La première de couverture est intelligemment illustrée. Ce crochet solitaire est un parmi tous ceux laissés sur le mur après le départ de Marion qui a emporté toutes les photos des garçons. La photographie est un personnage du roman, au moins dans la première partie. Les frères disparus sont maintenus présents dans les innombrables portraits d’eux qui ornent les murs de la maison de Sagaponack. Autour des clichés s’élabore une complexe et raffinée mythologie familiale. « Ruth était élevée dans la présence écrasante de ses frères morts, mais aussi dans l’importance sans égale de leur absence. » (p. 90) Ruth, bébé pansement, connaît tout de l’histoire de ses frères et fait des photographies des éléments du quotidien. Le départ de Marion qui ne laisse que des crochets auxquels il est impossible de se retenir crée un vide que ne comblera que l’écriture.

Le roman est clairement divisé en trois parties dont chacune se centre sur un personnage.
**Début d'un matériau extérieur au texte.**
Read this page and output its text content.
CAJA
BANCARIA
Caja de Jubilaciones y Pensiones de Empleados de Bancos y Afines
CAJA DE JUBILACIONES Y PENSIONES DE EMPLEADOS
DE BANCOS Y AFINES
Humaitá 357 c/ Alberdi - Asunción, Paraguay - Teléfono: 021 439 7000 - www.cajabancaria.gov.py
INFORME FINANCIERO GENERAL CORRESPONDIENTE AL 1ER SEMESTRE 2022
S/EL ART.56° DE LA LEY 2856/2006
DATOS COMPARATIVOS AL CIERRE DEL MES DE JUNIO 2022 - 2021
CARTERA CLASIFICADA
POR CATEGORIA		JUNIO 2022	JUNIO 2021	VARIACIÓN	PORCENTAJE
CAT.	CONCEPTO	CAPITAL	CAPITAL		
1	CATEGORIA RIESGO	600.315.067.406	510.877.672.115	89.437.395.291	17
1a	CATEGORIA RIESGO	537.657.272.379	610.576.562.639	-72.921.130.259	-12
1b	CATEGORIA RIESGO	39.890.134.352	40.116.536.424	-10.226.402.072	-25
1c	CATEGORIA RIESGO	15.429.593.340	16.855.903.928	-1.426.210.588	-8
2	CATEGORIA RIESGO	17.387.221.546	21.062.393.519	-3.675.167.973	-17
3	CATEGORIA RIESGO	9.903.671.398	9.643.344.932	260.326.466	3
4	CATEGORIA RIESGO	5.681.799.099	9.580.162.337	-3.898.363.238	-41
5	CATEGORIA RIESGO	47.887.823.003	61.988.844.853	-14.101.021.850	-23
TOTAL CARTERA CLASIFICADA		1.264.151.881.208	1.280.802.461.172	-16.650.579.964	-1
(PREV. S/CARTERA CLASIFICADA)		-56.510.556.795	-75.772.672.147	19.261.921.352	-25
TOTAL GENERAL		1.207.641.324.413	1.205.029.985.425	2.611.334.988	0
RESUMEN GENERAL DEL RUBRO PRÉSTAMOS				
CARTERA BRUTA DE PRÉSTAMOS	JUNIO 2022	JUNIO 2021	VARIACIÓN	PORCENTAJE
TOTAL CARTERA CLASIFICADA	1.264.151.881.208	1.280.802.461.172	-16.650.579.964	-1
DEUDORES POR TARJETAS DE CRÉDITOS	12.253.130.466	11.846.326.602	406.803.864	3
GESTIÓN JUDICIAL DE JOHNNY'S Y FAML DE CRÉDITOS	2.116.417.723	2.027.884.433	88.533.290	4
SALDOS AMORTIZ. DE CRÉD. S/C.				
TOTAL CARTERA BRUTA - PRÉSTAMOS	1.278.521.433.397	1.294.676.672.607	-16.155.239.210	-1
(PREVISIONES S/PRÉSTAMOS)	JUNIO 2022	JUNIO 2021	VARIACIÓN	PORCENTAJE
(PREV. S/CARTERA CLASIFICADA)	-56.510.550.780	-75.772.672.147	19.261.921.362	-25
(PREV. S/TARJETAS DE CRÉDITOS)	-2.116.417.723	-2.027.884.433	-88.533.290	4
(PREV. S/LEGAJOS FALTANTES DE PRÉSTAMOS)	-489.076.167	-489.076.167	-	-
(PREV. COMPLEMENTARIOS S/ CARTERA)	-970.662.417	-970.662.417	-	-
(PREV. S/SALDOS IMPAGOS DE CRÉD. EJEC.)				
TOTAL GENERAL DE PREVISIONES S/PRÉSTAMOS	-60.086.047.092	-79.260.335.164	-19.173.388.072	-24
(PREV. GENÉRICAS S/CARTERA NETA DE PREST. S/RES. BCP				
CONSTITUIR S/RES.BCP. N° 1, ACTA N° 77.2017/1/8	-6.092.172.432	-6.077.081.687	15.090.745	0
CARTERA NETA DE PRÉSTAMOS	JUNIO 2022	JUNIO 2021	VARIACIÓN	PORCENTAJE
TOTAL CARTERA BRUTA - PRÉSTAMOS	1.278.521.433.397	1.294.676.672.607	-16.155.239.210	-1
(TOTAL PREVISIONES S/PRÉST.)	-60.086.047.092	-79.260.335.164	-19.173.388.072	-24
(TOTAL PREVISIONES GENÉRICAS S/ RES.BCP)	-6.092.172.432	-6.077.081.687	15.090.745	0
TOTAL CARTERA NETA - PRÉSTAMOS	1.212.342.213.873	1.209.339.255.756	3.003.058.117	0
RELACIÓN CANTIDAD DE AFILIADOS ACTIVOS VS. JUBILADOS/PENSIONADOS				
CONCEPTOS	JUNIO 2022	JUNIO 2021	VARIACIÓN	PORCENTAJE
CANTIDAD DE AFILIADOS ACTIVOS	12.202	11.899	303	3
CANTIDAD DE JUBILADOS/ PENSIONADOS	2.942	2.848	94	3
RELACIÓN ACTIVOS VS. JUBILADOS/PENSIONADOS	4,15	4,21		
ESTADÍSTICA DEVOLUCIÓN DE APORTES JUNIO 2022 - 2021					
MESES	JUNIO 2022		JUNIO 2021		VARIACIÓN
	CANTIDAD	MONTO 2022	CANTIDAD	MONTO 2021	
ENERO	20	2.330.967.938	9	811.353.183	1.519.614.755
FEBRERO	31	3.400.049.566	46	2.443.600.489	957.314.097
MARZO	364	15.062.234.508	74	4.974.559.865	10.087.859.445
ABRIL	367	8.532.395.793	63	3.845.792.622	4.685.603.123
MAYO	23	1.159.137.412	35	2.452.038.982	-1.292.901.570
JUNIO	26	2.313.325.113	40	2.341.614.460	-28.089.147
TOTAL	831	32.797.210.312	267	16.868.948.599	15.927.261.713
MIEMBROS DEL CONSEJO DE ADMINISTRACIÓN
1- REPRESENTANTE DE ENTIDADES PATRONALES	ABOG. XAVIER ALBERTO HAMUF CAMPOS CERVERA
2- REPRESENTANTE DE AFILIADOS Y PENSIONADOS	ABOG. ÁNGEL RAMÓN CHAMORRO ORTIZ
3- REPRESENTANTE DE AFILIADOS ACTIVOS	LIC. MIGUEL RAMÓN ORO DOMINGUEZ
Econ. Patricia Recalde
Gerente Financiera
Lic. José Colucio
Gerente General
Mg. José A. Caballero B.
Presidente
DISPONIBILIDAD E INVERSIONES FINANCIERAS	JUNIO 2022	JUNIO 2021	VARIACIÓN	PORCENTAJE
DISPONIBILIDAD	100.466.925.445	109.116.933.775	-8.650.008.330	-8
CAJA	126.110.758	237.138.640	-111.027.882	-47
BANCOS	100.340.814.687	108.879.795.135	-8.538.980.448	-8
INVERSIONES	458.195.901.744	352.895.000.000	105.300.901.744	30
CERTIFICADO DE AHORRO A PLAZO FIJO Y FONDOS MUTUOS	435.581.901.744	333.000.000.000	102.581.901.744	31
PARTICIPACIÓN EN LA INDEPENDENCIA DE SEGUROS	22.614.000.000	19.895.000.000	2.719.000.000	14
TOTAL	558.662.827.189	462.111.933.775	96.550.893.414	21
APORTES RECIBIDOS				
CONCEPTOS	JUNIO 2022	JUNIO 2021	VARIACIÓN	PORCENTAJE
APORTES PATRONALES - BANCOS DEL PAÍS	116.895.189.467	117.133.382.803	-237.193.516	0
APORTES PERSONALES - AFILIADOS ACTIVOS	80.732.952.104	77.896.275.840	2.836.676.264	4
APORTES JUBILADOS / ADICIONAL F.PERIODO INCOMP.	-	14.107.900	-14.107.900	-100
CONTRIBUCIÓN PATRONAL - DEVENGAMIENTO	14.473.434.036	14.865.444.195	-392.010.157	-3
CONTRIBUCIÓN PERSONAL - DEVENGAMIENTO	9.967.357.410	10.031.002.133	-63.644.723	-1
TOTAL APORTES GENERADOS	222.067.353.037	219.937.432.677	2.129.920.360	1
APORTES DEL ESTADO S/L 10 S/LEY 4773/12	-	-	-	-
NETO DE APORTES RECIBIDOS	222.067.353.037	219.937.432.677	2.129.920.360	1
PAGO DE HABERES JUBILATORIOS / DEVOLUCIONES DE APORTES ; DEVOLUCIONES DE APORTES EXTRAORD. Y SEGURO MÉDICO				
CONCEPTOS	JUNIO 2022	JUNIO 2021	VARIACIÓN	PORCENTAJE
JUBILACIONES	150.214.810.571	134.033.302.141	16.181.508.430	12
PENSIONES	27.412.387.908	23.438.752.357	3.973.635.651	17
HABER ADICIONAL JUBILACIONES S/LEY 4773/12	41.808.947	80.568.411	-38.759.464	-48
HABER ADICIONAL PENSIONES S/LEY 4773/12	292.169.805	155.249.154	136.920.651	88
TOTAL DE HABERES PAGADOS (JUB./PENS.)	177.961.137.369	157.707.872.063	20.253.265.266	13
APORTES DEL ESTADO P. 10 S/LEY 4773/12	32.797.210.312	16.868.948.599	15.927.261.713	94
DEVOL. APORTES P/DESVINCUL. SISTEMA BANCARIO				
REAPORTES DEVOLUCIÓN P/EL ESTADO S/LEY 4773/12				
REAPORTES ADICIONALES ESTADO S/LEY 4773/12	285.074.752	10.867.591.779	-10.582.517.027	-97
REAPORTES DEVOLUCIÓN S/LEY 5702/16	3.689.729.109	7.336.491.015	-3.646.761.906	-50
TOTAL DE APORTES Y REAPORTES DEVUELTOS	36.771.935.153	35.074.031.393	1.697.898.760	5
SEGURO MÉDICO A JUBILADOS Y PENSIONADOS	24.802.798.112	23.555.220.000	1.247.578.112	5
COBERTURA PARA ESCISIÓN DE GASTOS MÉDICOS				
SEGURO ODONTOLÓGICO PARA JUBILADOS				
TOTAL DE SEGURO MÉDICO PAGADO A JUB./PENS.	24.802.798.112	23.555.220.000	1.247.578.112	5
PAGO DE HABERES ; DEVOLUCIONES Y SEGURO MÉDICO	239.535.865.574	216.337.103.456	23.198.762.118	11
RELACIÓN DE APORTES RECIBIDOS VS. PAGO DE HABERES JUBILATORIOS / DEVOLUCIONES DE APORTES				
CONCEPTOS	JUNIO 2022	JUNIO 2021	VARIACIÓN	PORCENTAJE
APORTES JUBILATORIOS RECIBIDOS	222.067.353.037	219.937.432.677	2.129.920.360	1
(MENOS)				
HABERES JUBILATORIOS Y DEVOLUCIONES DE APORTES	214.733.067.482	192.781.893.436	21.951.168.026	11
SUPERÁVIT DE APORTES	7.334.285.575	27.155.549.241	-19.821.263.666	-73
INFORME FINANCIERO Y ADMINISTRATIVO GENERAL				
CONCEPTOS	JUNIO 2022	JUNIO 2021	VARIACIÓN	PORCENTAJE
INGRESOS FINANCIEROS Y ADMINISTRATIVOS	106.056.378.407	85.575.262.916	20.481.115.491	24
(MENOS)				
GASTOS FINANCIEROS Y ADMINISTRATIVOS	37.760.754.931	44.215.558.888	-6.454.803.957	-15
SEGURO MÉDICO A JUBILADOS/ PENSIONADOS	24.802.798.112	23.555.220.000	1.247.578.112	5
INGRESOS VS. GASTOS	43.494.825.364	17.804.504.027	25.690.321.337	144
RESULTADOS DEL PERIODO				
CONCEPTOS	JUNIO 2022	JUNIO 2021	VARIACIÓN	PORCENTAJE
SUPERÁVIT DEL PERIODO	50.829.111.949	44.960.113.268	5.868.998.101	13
La première partie se déroule durant l’été 1958. Eddie, 16 ans, arrive dans les Hamptons avec une idée assez floue du job d’été qu’il devra assumer: assistant et chauffeur de l’écrivain Ted Cole. Il apparaît très vite que Ted n’a engagé Eddie que pour « l’offrir » à Marion qui s’en empare sans honte, retrouvant auprès de lui une féminité éteinte. Au milieu du couple qui se déchire, Eddie n’est qu’un témoin, à peine un acteur puisque tout le monde écrit à l’avance son rôle, dont il assume le poids avec résignation. La deuxième partie débute en 1990. Ruth est adulte, romancière à succès, et elle tergiverse sur la proposition de mariage d’Allan. Sur le point de débuter un nouveau roman, elle s’embarque dans une aventure bien peu recommandable. La dernière partie se tient en 1995 et introduit le personnage d’Harry Hoekstra, policier d’Amsterdam, qui cherche le témoin anonyme d’un meurtre sordide. Si Ruth ne semble être le personnage principal que de la deuxième partie du livre, tout tourne autour d’elle. De son enfance à ses mariages, elle est au centre de tout.

Au récit propre se mêlent des extraits ou des textes entiers des personnages auteurs. Les trois contes de Ted Cole (La souris qui rampait entre les cloisons, La trappe dans le plancher et Le bruit de quelqu’un qui essaie de ne pas faire de bruit) illustrent des situations dans lesquelles Ruth est plongée: ils entourent les terreurs d’une brume d’irréalité, ils subliment la peur et lui refusent le droit de s’installer, s’imposent comme une fuite du réel vers l’imaginaire. De même, les premiers chapitres des livres de Ruth prennent pied dans le récit et font écho à ses propres expériences. Elle à qui les lecteurs reprochent d’écrire sur des faits qu’elle n’a pas vécu (mariage, veuvage, grossesse, divorce, etc.) finit par être l’illustration même des textes qu’elle a écrit. Elle devient cette « veuve pour un an », cette veuve de papier qu’on lui a reproché de décrire.  Il y aussi tout un chapitre qui reprend les épanchements de Ruth dans son journal intime. Faute de connaître le personnage, on connaît ses pensées. Enfin, quelques chapitres des textes de Marion offrent une variation sur le thème des enfants disparus. Ils sont l’exutoire dans lequel la mère blessée tente de retrouver pied.

La langue de John Irving est savoureuse: elle allie des descriptions minutieuses voire cliniques à un langage grossier et trivial qu’enrobe parfois une poésie folle. L’auteur manie la prétérition et les effets d’annonce avec talent. Le récit n’est qu’un constant développement de détails, une retouche infinie de situations. Il me semble aussi que le texte est une variation autour de la quête: celle d’un adolescent après son premier amour, celle d’une mère après ses enfants, celle d’une romancière après son œuvre, celle d’un policier après la vérité, etc.